Je tombe sur le Jean-Luc, entre Quinoa et Ruquier, au milieu « ces étrangers qui volent not’ boulot », avec  les commentaires hallucinants de ses fans transis d’intolérance (qu’ils confondent avec insoumission, c’est con ), groupies qui n’ont toujours pas compris qu’il (ils?) faisait partie du système spectaculaire. Je zappe de suite, en chantonnant « Mélenchon nos cultures, pratiquons l’ouverture ». Pas de pot, sur le site d’une chaine d’info, je tombe sur le Juppé en meeting, je contrains fortement mon index à ne pas glisser tout de suite pour l’écouter trente secondes exposer son identité heureuse, calme et zen, comparé à l’agressivité des autres produits conservateurs présents sur le marché électoral, il me semble même qu’il se fasse gravement suer à lire son discours de sénateur, chiant et pas clivant hein, campagne électorale oblige,  on se croirait avec Pierre Méhaignerie. Je me dis que si c’est ce soporifique-là qui est en tête des sondages, le « c’était mieux avant des trente glorieuses » triomphera du c’était mieux avant du « Maréchal nous voilà ! » de la petite entreprise Le Pen. Je ne cherche même pas à comparer, le moins pire je n’y cotiserai plus. Jamais !

 

Je continue sur le fil d’info du Figaro. Si, si, (c’est même l’un des plus factuels de tous, non je n’ai pas dit objectif) pas la peine de me prendre Dassault. Les simagrées Goebbelsiennes du Sarko ne me donnent même plus envie de gerber, je le regarde s’agiter comme un délinquant qui voudrait tant échapper à la prison, on comprend vite qu’il soit prêt à tout pour revenir et étoffer ainsi la liste de ses délits, tel un serpent venimeux se mordant la queue. Le plus inquiétant est qu’il semble donner le tempo des primaires de droite. Rien d’étonnant chez les bonapartistes, dans ce combat cynique des chefs, c’est le plus bestial qui domine, toujours.

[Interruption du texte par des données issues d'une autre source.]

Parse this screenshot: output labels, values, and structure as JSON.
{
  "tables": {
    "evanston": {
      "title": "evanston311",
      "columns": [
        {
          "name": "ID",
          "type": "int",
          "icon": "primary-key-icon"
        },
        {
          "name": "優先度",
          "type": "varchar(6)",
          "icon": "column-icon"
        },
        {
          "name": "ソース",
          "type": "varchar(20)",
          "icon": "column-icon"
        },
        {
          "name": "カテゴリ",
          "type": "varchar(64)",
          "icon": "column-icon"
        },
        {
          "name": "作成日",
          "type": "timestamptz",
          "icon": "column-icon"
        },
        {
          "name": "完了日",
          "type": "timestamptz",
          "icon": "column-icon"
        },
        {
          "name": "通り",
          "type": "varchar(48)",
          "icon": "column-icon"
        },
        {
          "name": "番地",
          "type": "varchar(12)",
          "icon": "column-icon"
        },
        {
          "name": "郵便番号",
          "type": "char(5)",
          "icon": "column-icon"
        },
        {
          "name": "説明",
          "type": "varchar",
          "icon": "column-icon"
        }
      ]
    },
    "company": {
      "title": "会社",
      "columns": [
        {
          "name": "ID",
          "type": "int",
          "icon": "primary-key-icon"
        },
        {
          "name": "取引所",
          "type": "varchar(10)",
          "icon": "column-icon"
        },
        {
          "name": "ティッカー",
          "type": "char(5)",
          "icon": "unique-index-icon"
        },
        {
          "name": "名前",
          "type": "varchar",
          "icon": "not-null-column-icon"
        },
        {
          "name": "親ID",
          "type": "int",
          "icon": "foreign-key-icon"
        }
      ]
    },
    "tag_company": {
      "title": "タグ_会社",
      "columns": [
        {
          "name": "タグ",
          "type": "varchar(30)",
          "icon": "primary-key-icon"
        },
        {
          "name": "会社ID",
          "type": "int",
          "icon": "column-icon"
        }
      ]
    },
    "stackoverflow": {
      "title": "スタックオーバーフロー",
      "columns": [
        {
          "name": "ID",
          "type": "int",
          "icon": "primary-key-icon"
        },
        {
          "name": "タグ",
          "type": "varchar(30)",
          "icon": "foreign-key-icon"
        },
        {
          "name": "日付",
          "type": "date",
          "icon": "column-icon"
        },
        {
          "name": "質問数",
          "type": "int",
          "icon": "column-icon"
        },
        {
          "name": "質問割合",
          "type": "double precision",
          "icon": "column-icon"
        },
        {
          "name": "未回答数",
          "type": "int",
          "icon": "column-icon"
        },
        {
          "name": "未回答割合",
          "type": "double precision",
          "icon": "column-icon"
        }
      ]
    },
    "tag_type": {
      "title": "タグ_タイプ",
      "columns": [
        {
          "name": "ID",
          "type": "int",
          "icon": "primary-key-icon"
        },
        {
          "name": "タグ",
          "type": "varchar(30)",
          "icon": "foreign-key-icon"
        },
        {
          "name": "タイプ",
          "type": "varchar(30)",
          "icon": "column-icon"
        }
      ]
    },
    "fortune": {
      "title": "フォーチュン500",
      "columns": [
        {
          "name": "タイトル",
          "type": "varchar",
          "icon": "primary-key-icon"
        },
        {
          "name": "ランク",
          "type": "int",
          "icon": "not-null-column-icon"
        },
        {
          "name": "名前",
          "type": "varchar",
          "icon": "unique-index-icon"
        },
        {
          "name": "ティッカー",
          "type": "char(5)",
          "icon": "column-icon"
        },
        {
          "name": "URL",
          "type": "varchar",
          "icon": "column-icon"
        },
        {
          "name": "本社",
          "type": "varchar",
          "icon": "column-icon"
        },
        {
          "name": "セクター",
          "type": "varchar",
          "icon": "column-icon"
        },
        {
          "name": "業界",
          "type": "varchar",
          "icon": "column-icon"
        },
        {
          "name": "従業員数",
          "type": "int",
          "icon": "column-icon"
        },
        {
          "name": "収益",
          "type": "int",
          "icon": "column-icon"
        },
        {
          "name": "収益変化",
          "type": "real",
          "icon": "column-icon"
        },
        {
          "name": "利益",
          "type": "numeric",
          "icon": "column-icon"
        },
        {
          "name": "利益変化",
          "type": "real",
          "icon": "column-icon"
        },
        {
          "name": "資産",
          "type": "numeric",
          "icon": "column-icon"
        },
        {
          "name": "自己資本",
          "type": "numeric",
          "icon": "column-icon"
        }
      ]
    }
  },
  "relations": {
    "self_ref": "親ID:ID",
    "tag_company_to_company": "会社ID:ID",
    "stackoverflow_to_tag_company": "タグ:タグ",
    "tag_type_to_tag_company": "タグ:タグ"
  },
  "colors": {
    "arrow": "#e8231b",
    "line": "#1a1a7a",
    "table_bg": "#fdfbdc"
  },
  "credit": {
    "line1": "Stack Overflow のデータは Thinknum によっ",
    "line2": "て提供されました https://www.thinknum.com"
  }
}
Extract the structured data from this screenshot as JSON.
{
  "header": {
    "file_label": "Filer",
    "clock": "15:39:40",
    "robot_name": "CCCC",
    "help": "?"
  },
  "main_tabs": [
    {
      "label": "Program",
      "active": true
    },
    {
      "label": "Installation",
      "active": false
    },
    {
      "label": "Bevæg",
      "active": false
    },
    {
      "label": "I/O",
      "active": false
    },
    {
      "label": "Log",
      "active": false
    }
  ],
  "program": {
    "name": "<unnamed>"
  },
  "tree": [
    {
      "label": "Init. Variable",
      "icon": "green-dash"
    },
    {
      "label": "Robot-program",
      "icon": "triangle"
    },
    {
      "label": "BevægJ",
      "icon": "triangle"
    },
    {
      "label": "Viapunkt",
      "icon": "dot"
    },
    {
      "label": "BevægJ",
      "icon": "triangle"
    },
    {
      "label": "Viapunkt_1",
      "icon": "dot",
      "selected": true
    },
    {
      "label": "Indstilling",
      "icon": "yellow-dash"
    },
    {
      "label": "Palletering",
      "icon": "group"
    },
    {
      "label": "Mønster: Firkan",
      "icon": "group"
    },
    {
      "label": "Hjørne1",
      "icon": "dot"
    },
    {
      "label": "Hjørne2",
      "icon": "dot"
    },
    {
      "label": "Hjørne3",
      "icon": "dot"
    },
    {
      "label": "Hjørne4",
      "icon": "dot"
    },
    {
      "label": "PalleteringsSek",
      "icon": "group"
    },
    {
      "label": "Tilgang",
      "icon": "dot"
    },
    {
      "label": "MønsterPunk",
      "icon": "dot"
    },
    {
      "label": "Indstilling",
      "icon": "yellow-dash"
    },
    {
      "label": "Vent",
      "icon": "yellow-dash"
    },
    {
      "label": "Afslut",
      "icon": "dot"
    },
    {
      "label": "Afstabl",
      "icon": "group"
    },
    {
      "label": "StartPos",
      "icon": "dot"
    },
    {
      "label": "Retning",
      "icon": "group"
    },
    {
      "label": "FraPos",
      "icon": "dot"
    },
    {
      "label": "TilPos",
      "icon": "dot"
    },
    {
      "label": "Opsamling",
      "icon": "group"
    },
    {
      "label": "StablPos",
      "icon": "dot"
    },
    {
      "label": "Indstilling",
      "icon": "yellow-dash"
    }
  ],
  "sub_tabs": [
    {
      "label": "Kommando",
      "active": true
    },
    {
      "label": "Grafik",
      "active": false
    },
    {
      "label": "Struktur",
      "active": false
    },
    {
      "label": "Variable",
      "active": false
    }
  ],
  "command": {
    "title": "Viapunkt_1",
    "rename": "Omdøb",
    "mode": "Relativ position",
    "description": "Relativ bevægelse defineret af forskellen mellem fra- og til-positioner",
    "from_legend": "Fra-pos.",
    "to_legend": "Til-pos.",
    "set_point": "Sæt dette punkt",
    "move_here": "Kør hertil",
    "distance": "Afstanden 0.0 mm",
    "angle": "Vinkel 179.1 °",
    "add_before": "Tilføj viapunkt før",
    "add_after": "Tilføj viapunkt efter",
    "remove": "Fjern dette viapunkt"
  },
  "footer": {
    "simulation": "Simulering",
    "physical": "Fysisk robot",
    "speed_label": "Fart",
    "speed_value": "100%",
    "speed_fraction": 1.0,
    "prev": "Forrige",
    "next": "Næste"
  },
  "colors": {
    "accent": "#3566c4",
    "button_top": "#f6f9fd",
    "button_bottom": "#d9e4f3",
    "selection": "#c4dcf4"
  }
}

Le prototype-copie de gauche, celui de la valse républicaine policée, n’est pas mieux. Je passe pour aller aux primaires de gauche. La socialiste d’abord, rien de bien nouveau, tous les vieux chevaux de retour sont déjà là, avec le bourguignon et le brestois, éternels chercheurs de la meilleure fiche de paie qu’implique le moindre pouvoir de nuisance dans la démocratie des partis. On nous propose là encore pour ce faux-vrai scrutin, tout comme la démocratie sondagière, de choisir le moins pire, François a l’air de croire que c’est peut-être lui. Le comble du pathétique. Mais je vous l’ai déjà dit : Jamais !

Quant aux restes épars de l’éventail primo-électoral crypto gauchiste, que dire sinon qu’ils font exactement ce qu’attend le bipartisme de leurs fonctions, entre idiots utiles et miroirs aux alouettes occupationnels, sans compter les vessies devenues lanternes. Seul Poutou, unique salarié de ce trombinoscope, semble demeurer honorable dans ses actes et ses discours, et bon nombre des frustrés de la gauche, qui le sont en fait du système électoral, y paraissent sensibles (chut, il ne faut pas déranger leurs croyances révolutionnaires qu’elles soient rouges, vertes, noires ou datées de 1789). Un fort contingent de ces perdus semblent se diriger tout droit vers le bulletin de vote du NPA au nom du moins pire, la secte de LO étant sans doute « plus pire » que ce moins pire, je pouffe, mais que faire d’autre.

 

Ça fiche la trouille, hein, cette vacuité. Le terrorisme faisant plus peur que ce vide politique sidéral, ils vont donc à l’essentiel : le débat sur l’identité et la nation, celui-ci s’est définitivement substitué à ceux sur le partage des richesses et  l’émancipation.  La démocratie et le nationalisme ne faisant jamais bon ménage, il n’y a donc pas grand-chose à attendre de 2017, quant à l’économie, c’est plié on nous dit, on nous l’écrit même, toujours sur le mode martial.

 

Bon, ce soir je retourne au jardin, si je le regarde trop longtemps dans cet état ravagé, sans le remettre dans le bon sens, ça va nuire à mon moral guilleret, et me faire désespérer de toutes ces billes en cours, citées plus haut. Agir donc, ou avoir l’impression d’agir, un peu comme pour les élections. Jamais ! Vous crie-je. Le moment est venu de le dire et de s’y mettre, pas aux urnes, à la tronçonneuse.